I think you just have to let your DH know he has your full support whatever he does but that he must let you know what is going on. He should also be prepared for you to go back to work full-time and deal with the consequences of that. Maybe you going back to work full-time sooner rather than later will help him get his act together more quickly? grin

AliGrylls Wed 05-Aug-09 12:13:14

I think you have hit the nail on the head. I think it came as a huge shock to him and he didn't expect that he would get made redundant.

He has said that if I go back to work more than 2 days a week he will get childcare for the extra days.

ObsidianBlackbirdMcNight Wed 05-Aug-09 12:25:08

so he'll do childcare for two days and pay someone for two days? What for? You would be working to fund childcare while he sits on his arse looking at shares online hmm you'd get no tax credits top up for the childcare as he's not working. Bonkers. Sorry but that's not on. Either both work and you pay for childcare, or one works and the other does childcare. He doesn't get to waste your hard earned cash on nursery because he doesn't fancy childcare hmmhmm

ObsidianBlackbirdMcNight Wed 05-Aug-09 12:25:44

I meant the other days, not two days.

squeaver Wed 05-Aug-09 13:43:43

Ali - the shock can be a big factor. I don't think my dh has recovered from being made redundant for the first time and that was 5 years (and another job since) ago.

Honestly the best thing for him to do is to connect with other people. This gets him out of the house, keeps him occupied and keeps him engaged with the world. I can't stress the importance of this. Or he'll just close down and things will get a lot worse than they are - as castles has said.

The other important thing is for you two to talk as much as you can. I know it can be boring seeing him all day long and you sometimes just can't be arsed having a conversation with him. But communication is so important at this time.
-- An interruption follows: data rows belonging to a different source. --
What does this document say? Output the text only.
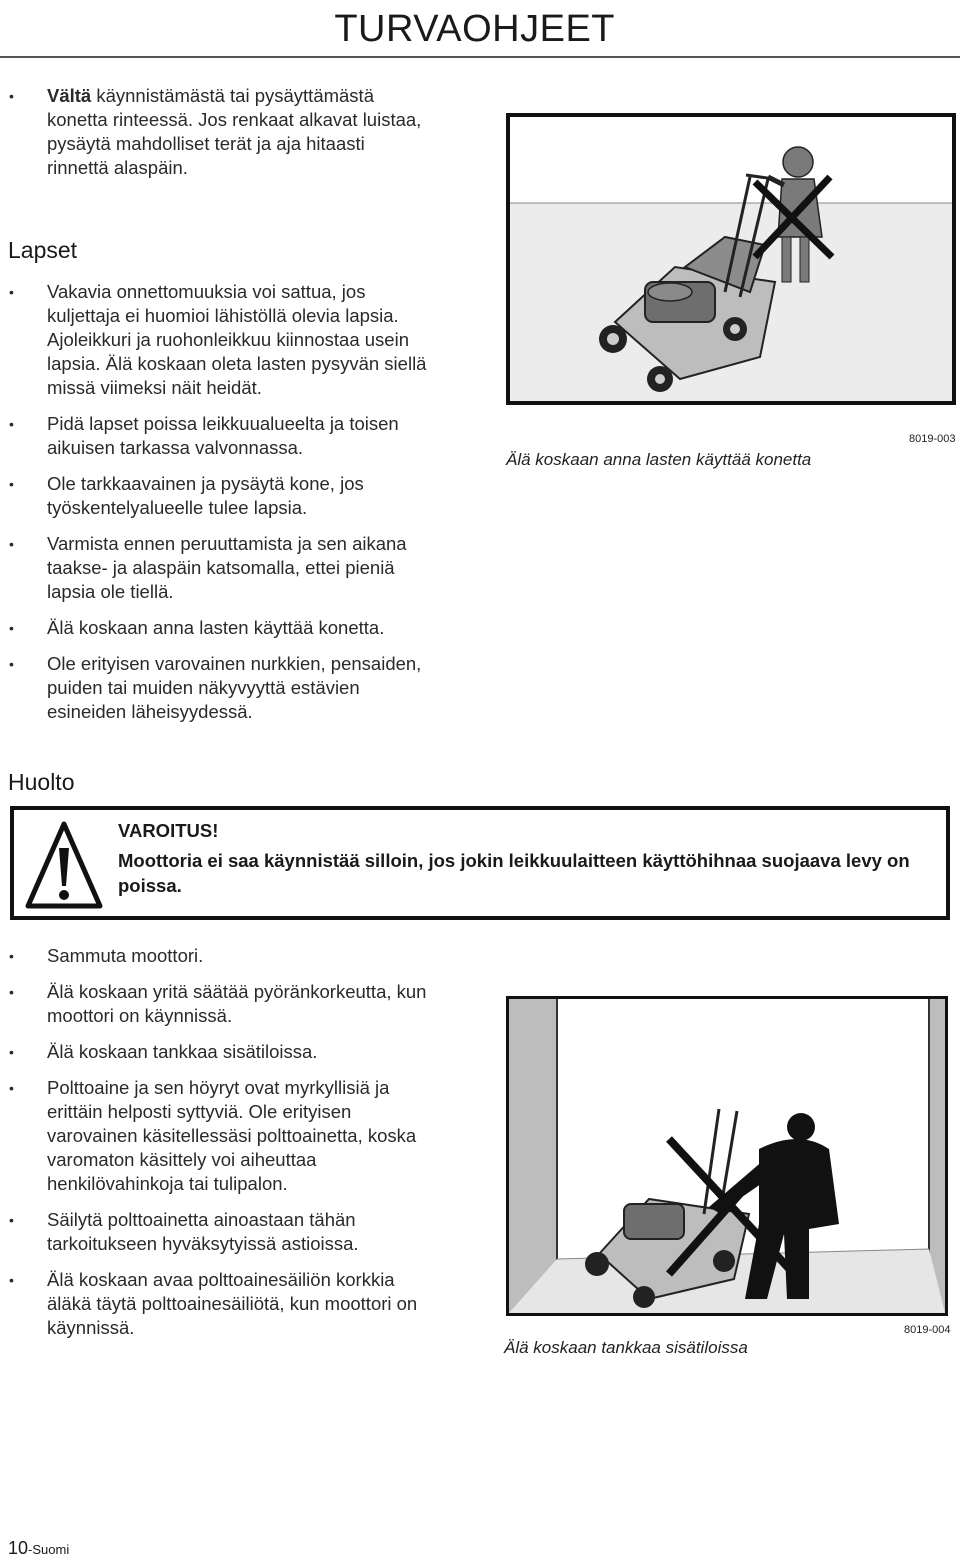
TURVAOHJEET
• Vältä käynnistämästä tai pysäyttämästä konetta rinteessä. Jos renkaat alkavat luistaa, pysäytä mahdolliset terät ja aja hitaasti rinnettä alaspäin.
Lapset
• Vakavia onnettomuuksia voi sattua, jos kuljettaja ei huomioi lähistöllä olevia lapsia. Ajoleikkuri ja ruohonleikkuu kiinnostaa usein lapsia. Älä koskaan oleta lasten pysyvän siellä missä viimeksi näit heidät.
• Pidä lapset poissa leikkuualueelta ja toisen aikuisen tarkassa valvonnassa.
• Ole tarkkaavainen ja pysäytä kone, jos työskentelyalueelle tulee lapsia.
• Varmista ennen peruuttamista ja sen aikana taakse- ja alaspäin katsomalla, ettei pieniä lapsia ole tiellä.
• Älä koskaan anna lasten käyttää konetta.
• Ole erityisen varovainen nurkkien, pensaiden, puiden tai muiden näkyvyyttä estävien esineiden läheisyydessä.
Älä koskaan anna lasten käyttää konetta
8019-003
Huolto
VAROITUS!
Moottoria ei saa käynnistää silloin, jos jokin leikkuulaitteen käyttöhihnaa suojaava levy on poissa.
• Sammuta moottori.
• Älä koskaan yritä säätää pyöränkorkeutta, kun moottori on käynnissä.
• Älä koskaan tankkaa sisätiloissa.
• Polttoaine ja sen höyryt ovat myrkyllisiä ja erittäin helposti syttyviä. Ole erityisen varovainen käsitellessäsi polttoainetta, koska varomaton käsittely voi aiheuttaa henkilövahinkoja tai tulipalon.
• Säilytä polttoainetta ainoastaan tähän tarkoitukseen hyväksytyissä astioissa.
• Älä koskaan avaa polttoainesäiliön korkkia äläkä täytä polttoainesäiliötä, kun moottori on käynnissä.
Älä koskaan tankkaa sisätiloissa
8019-004
10-Suomi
mumblechum Wed 05-Aug-09 13:52:48

I think he's being pretty unreasonable in expecting to pay for childcare when he's not working.

He should definitely be doing some voluntary work as well, maybe mentoring young people? I'm assuming he was fairly high up the ladder & lots of charities want high achieving people to mentor 16 to 18 year olds.

OhBling Wed 05-Aug-09 14:05:57

Ali - why do you want to go back to work? is it because you feel you need the money? In which case, the comments that it's ridiculous for you to work simply to earn money that then goes on childcare while DH is at home are completely true. If, however, you want to go back to work for yourself because you enjoy it and your DH doesn't want to be a SAHD and you both agree and can afford childcare, then I think that would be fine I would have thought.

It seems to me that the problem is that you had a de facto understanding of how things would be and the roles you would both play and that's changing. I'm guessing your DH worked in finance type job and that was part of who he was for you. Now he's not that person any more and you're both struggling. You both have to work out how you feel about that.

OhBling Wed 05-Aug-09 14:06:43

My word. Does that first paragraph make sense? I must check posts before hitting the send button!

squeaver Wed 05-Aug-09 15:50:28

It does, OB smile. Those are reasonable questions to ask.